If there is a hung parliament – still the likely outcome – the SNP will be in a good position to demand concessions for Scotland. But demands should be concrete rather than abstract; eg, for Scottish control over welfare and pensions, and the tax powers to pay for them. Again, the SNP should not exaggerate what can be achieved by holding a theoretical balance of power at Westminster. In 1886, Parnell and his Irish MPs failed to win home rule within the UK. They were thwarted by an unprincipled alliance of anti-home rule Liberals and traditional Tories, who united to block the democratic wish of the Irish people to run their own domestic affairs. Alas, this intransigence ushered in a generation of needless civil violence until Ireland walked out of the Union altogether in 1922.

Let me quote the late, great John P Mackintosh, a former Labour MP for Berwick and East Lothian. A convinced Scottish home ruler, Mackintosh was appalled when Labour backbenchers killed the first Devolution Bill in 1978.

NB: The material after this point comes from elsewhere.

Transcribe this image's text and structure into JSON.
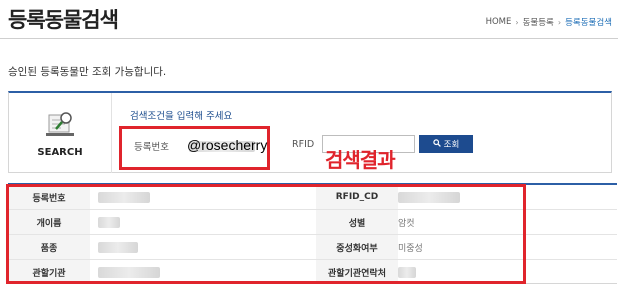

Fearing yet another constitutional impasse at Westminster, he conceived a revolutionary response. Mackintosh called on “all those Liberal, Tory and Labour members who favoured devolution” to collaborate with the SNP to achieve “a federal solution”. How? Mackintosh proposed that Scots MPs of all parties “trade their votes in Westminster” with “whichever government was prepared to co-operate”.

I suspect the John P Mackintosh of 1978 is still too radical for the Labour Party of 2014, which is why he would have voted Yes at the referendum. The truth is that Labour’s Scottish backbenchers at Westminster will always prefer self-preservation and the pleasures of the London life to making way for a genuine home rule parliament in Edinburgh. This is precisely why the SNP must not count its Westminster seats before they are won.